Barry Barish is a Nobel Prize of Physics and one of the founders of LIGO, which detected the vibrations space-time predicted by Einstein a century ago. He will offer two conferences organised by the IFIC in the Museum of Sciences (3 July) and in the Parc Científic of the Universitat de València (4 July). Barish will address the discovery and will explain the future of gravitational-wave astronomy.
He was awarded the Nobel Prize of Physics and the Princess of Asturias Award for Scientific and Technical Research in 2017 because of his contribution in the detection of gravitational waves at the LIGO observatory. He has been invited to Valencia by the Institute of Corpuscular Physics (IFIC), the Severo Ochoa Centre for Molecular Biology of the CSIC and the Universitat de València.
He will explain the discovery of gravitational waves, which is the most important scientific finding in the last years, at the observatory LIGO. The conference is entitled “Gravitational-Waves: from Einstein to a New Science”. It will take place in the auditorium Santiago Grisolía of the Sciences Museum on Tuesday 3 of July at 7 p.m. Admission will be free with prior registration and there will be a simultaneous translation service. Albert Einstein predicted the existence of gravitational waves and space-time disruptions 100 years ago. However, its effects are so small that even Einstein doubted that they would actually be detected.
The problem was first studied by theoretical physics. It took 40 years to prove that these waves were actually real. Then, it was analysed by experimental physics. How could precise specific tools be developed to detect them? Using sensible techniques to this phenomenon, the Laser Interferometer Gravitational-Wave Observatory (LIGO) was able to observe in several occasions the gravitational waves emitted by the fusion of two black holes and the collision of two neutron stars. These observations have opened a complete new vision of the Universe: the astronomy of gravitational waves.
The bases of this new science will be discussed by Barish in the conference “Gravitational Waves: Detectors, Detections and the Future”. He will lecture the conference on 4 July at 12:30 in the Assembly Hall Marie Curie of the Parc Científic of the Universitat de València, within the programme Coloquios Severo Ochoa of the Institute of Corpuscular Physics. Barish will explain the innovations and evolutions that the high precision interferometers used in LIGO to detect gravitational waves, as well as the techniques used by the scientific collaboration to identify the origin of these waves and determine its characteristics. Finally, Barish will explain that the LIGO is conducted to increase its capacity detection. He will also address the next generation of experiments with gravitational waves.
Barry C. Barish (Omaha, USA, 1936) is an American scientist and an honoured professor of the California Institute of Technology (Caltech). He studied Physics and became a doctor in High Energy Experimental Physics at the University of California in Berkeley at the beginning of 1960s. He arrived to Caltech in 1963, where he has spent his entire scientific career. He carried out the first experiment with a high energy neutrino beam at the Fermilab, which is the main laboratory of particle physics in the United States. He participated in 1990s in one of the experiments conducted at the Superconducting Super Collider (SSC). It was a large particle accelerator that was going to be built in Texas and that was finally cancelled. Some members of the team started to build the Large Hadron Collider (LHC) of the CERN.

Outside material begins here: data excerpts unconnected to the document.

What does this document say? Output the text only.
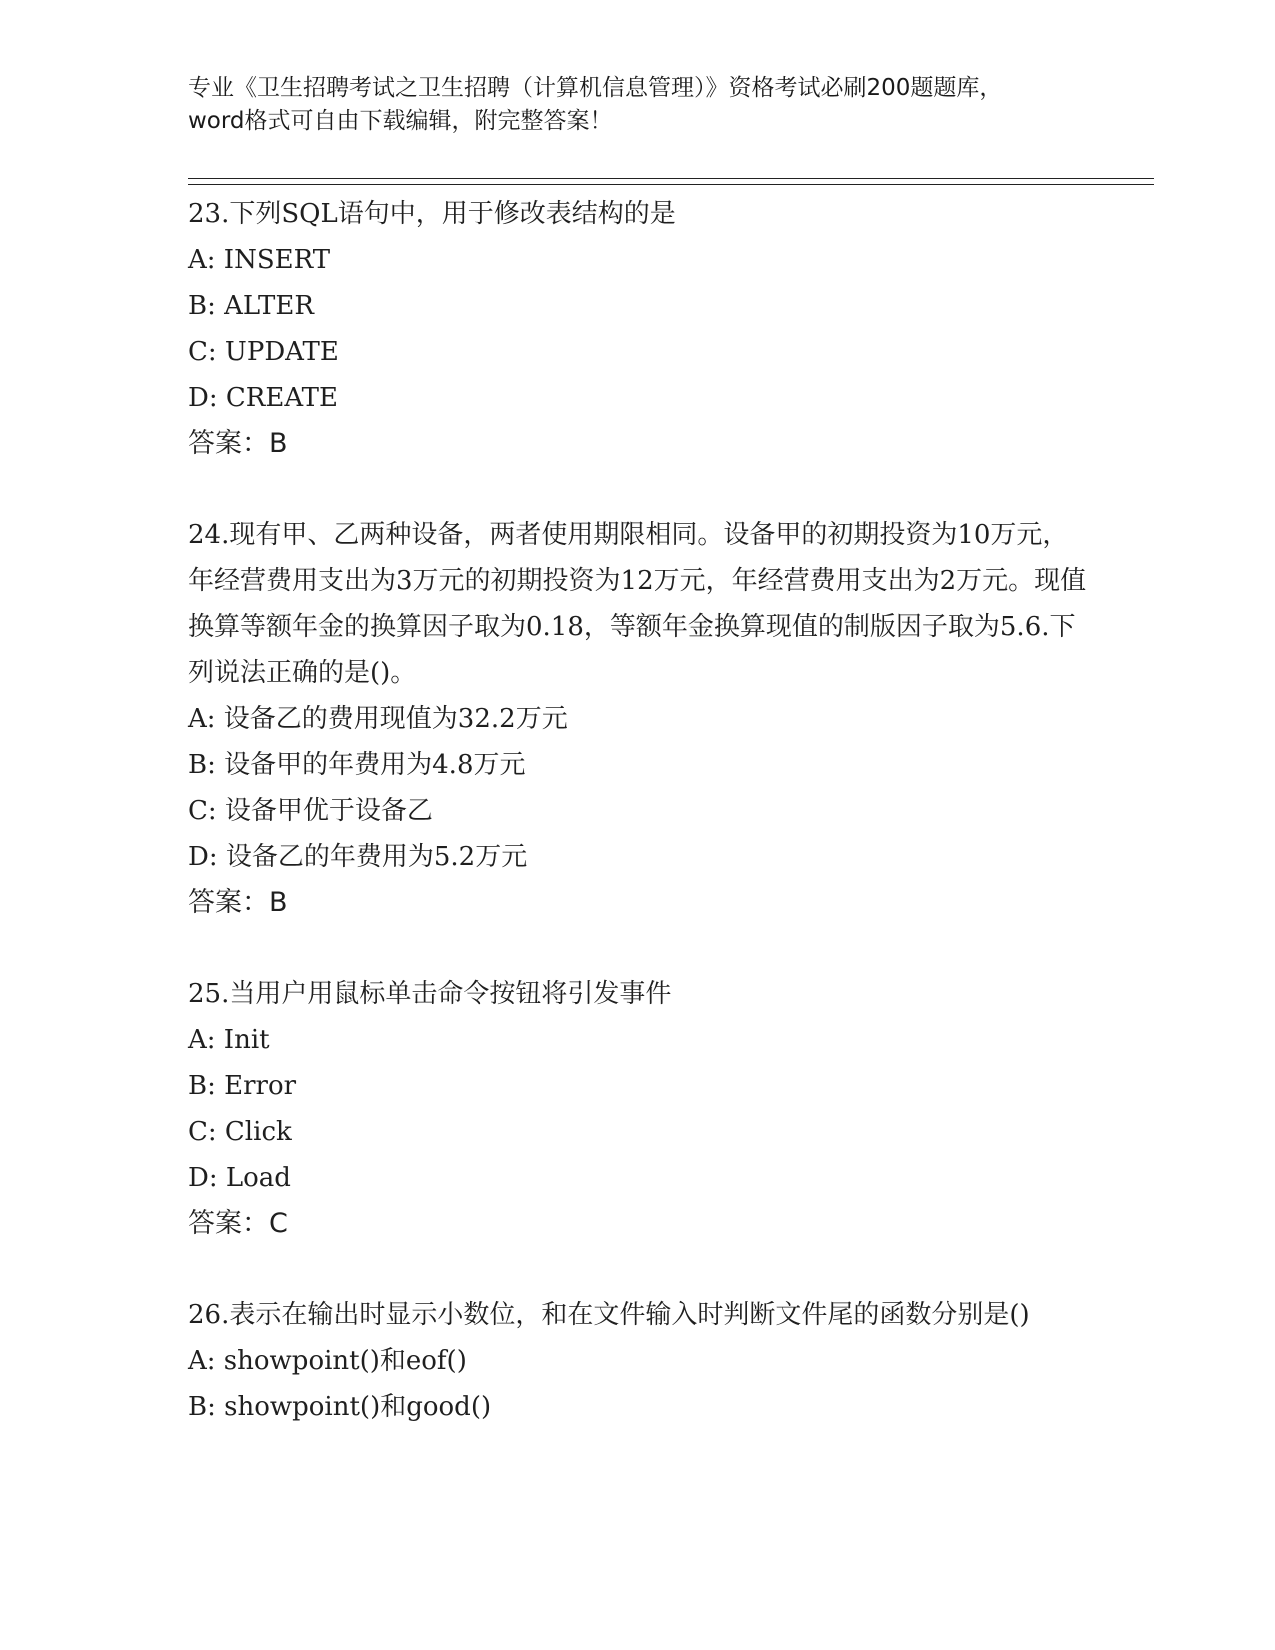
专业《卫生招聘考试之卫生招聘（计算机信息管理）》资格考试必刷200题题库，
word格式可自由下载编辑，附完整答案！

23.下列SQL语句中，用于修改表结构的是

A: INSERT

B: ALTER

C: UPDATE

D: CREATE

答案：B

24.现有甲、乙两种设备，两者使用期限相同。设备甲的初期投资为10万元，年经营费用支出为3万元的初期投资为12万元，年经营费用支出为2万元。现值换算等额年金的换算因子取为0.18，等额年金换算现值的制版因子取为5.6.下列说法正确的是()。

A: 设备乙的费用现值为32.2万元

B: 设备甲的年费用为4.8万元

C: 设备甲优于设备乙

D: 设备乙的年费用为5.2万元

答案：B

25.当用户用鼠标单击命令按钮将引发事件

A: Init

B: Error

C: Click

D: Load

答案：C

26.表示在输出时显示小数位，和在文件输入时判断文件尾的函数分别是()

A: showpoint()和eof()

B: showpoint()和good()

Barish became the main researcher of the LIGO in 1994. He obtained funding for the construction of two head offices of the observatory (Livingston and Hanford). When he became a director in 1997, he created the scientific collaboration LIGO, in which more than 1000 national and international researchers and technicians have participated. He directed the project in order to design the International Linear Collider (ILC) from 2006 to 2013. It was a new particle accelerator to deepen in the discoveries of the LHC, such as the Higgs boson. The Institute of Corpuscular Physics actively participates in the study of the phenomenon previously mentioned.
In February 2016, the LIGO announced the first detection of gravitational waves coming from the fusion of two black holes, followed by other similar detections. Barish was awarded alongside Rainer Weiss and Kip Thorne. The latter one was another promoter of the LIGO awarded with the Nobel Physics Award 2017 for his decisive contributions to the LIGO detector and the observation of gravitational waves. The three of them shared the Princess of Asturias Award for Scientific and Technical Research of that year with the cooperation of the LIGO.